The fate of the tax deduction is among the thorniest issues facing Republican lawmakers who are rushing to vote on the $1.5 trillion tax bill this year. About 44 million Americans a year take advantage of the tax break to collectively save an estimated $60 billion.
But conservatives have long complained that the deduction is a windfall for high-tax, liberal-leaning states at the expense of low-tax, conservative-leaning states. According to the conservative Tax Foundation, taxpayers in six states - California, Illinois, New Jersey, New York, Pennsylvania and Texas - claim more than half of the dollar value of the deduction.
All of them except Texas are overwhelmingly represented by Democrats.
Republicans have repeatedly attempted to eliminate the provision, most recently in an effort led by President Ronald Reagan in 1986.
"We can't have the federal government continue to subsidize the states," Treasury Secretary Steven Mnuchin said in a CNBC interview last month. "That's a major loophole that we're trying to close in simplifying taxes."
Some lawmakers even in high-tax states echo that view.
"The question is: Should taxpayers in low-tax states be subsidizing the taxpayers in high-tax states?" Sen. Patrick Toomey, R-Pa., a member of the tax-writing Senate Finance Committee, said this year. "It's not clear to me why that's good policy."
Nearly 30 percent of taxpayers in Pennsylvania use SALT, according to data from the Government Finance Officers Association. On average, those taxpayers claim an average deduction of $11,000.
Supporters of the deduction argue that its elimination will hurt middle-class families. Among taxpayers making more than $100,000, 81 percent claimed the SALT deduction.

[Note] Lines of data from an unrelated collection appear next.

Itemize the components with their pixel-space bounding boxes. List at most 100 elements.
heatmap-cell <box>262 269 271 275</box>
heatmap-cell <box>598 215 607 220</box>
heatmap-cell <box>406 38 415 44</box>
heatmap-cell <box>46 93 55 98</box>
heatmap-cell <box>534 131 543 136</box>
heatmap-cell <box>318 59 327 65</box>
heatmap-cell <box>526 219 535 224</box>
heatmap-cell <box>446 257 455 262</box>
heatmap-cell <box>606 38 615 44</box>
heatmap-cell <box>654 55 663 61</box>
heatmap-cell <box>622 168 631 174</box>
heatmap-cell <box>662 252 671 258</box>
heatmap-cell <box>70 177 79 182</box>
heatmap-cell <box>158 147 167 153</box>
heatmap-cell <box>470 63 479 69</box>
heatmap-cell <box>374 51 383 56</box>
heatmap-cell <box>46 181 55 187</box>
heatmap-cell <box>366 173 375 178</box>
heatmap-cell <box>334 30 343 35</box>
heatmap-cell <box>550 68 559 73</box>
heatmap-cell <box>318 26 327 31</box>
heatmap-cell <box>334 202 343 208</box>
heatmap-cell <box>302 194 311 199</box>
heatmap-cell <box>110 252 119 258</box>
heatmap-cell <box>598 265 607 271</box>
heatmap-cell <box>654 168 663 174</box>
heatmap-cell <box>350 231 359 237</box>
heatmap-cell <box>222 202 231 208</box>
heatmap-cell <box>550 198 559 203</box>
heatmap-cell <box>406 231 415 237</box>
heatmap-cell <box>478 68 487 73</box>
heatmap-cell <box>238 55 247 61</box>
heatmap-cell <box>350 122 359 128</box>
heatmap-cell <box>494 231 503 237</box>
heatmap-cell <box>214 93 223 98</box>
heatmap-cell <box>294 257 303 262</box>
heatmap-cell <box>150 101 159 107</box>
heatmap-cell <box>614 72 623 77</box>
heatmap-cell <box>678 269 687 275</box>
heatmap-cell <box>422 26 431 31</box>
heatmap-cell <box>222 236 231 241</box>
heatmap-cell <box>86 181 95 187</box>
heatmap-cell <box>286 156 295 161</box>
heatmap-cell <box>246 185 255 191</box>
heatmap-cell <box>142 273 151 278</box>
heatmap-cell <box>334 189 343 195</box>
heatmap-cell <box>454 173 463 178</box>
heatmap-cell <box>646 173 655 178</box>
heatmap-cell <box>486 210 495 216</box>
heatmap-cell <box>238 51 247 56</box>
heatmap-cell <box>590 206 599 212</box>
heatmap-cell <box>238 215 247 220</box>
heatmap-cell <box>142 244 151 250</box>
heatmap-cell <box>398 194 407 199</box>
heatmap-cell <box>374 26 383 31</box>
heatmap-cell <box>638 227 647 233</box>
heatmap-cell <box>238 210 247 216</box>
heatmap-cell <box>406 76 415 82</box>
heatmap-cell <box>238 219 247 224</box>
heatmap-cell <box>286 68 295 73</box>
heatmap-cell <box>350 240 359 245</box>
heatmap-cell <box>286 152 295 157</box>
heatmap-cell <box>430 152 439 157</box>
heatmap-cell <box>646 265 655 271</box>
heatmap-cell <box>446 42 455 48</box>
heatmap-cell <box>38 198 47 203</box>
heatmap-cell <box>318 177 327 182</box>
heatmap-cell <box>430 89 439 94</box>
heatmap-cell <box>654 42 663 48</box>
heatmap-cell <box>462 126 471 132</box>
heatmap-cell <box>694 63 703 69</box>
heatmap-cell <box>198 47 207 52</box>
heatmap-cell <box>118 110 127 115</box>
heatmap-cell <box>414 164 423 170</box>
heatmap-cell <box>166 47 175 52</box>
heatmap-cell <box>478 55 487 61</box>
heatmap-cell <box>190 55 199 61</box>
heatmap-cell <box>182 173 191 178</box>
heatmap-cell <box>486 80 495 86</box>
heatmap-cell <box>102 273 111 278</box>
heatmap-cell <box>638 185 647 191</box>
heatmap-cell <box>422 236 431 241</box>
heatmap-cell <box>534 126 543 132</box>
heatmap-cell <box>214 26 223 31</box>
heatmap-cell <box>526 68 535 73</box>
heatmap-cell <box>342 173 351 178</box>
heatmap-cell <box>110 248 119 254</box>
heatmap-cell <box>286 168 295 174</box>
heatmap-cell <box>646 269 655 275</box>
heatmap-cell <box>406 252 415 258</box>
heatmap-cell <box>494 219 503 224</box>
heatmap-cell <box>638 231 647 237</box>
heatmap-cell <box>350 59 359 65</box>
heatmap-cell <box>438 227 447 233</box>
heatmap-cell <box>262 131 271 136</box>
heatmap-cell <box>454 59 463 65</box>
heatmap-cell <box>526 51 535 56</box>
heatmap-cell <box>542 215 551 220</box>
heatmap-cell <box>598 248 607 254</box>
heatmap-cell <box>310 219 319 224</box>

Without it, supporters say, taxpayers face double taxation - paying federal taxes on income already claimed by state and local taxes.
City leaders speaking out against eliminating the deduction are sometimes putting themselves at odds with their representatives in Congress.
Louisville Mayor Greg Fischer, D, visited Capitol Hill this week, including a stop by the offices of Senate Majority Leader Mitch McConnell, R-Ky., a major proponent of the Senate bill.
"It's a $1.3 billion problem for my city," Fischer said of the potential elimination of SALT. "That is less than Los Angeles or New York, but that is going to hit a lot of folks."
"I totally believe we need tax reform. I am a business person, entrepreneur. I am not a career politician," he said, adding that he wants to make sure his local representatives understand what the city is facing.
Local governments' fears aren't confined to the effects of removing the state and local tax deduction. Officials in the District and other cities also worry about the House plan to repeal a form of tax-exempt financing for development called private activity bonds.
Those bonds, which help lure private investors to low-income housing projects and other civic endeavors by effectively allowing them to borrow at municipalities' low interest rates, have resulted in about 9,000 units of affordable housing in Washington since 2010, city officials say. (The Senate bill would retain private activity bonds.)
"If it wasn't for these private activity bonds," Esparza Diggs said, "many [cities] wouldn't be able to expand their airports, or meet their affordable housing needs."